5.       Don’t be afraid to question.  Doctors are very smart.  They’ve been to a gazillion years of school even if they do look like they’re 20 years old. They have knowledge I only wish I had.  What I have for them is knowledge about my caree.  I know Robert’s baseline behavior – sleepy but not so sleepy he can’t keep his eyes open.  I know Robert will tell the doctor he is “doing excellent” when in fact he is running a fever.  I know Robert will wake up with a wet brief and soaking wet sheets. I also know the doctor is wrong when he tells me Robert has to go off all of his seizure medications because his Valproic Acid levels (liver enzymes) are high.  It’s situations like this when I can’t be afraid to tell the doctor that he is incorrect and he needs to check with Robert’s neurologist first (the neurologist is treating Robert for the high Valproic Acid levels and, it turns out, the test was run too close to the time he got his medications, falsely elevating the levels).

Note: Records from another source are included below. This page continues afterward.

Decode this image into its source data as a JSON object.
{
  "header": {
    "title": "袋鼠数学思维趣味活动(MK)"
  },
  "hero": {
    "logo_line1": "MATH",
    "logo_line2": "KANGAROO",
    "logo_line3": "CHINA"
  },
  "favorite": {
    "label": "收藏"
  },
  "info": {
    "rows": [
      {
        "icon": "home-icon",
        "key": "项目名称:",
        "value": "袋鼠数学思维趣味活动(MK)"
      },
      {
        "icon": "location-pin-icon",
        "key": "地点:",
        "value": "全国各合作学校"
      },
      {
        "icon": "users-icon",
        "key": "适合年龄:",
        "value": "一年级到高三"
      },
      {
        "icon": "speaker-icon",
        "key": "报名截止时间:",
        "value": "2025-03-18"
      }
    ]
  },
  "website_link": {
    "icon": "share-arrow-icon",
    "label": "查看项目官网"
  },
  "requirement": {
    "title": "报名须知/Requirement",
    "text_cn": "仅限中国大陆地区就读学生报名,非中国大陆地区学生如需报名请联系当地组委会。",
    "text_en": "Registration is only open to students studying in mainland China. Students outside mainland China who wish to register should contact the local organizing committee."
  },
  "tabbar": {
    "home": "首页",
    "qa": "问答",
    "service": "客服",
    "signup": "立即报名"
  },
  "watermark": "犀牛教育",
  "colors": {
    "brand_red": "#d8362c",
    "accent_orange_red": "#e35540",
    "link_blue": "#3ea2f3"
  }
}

It can be difficult to tell a doctor “no” but it is essential to caregiving.  If something doesn’t seem right, at least ask questions. Find out why the doctor is making the decisions he or she is. Get a second opinion if necessary.

Just remember, no one knows your caree like you do and no one can advocate on their behalf like you can.

These are just a few ways to advocate for your caree.  I’d love to hear ways you have advocated for your caree.  Please share in the comment section and then get out there and advocate!


Unknown said...

You're doing an amazing job and this post is testament to that. Your advice on questioning is so important. It can be intimidating to question a doctor but it has to be done when you know more about the person on care than even them. You're awesome.

Trish Hughes Kreis said...

Well I don't know about that, Dennis but I appreciate your support. For this introvert, it's been a steep learning curve to get over the intimidation factor. So happy to have you stop by!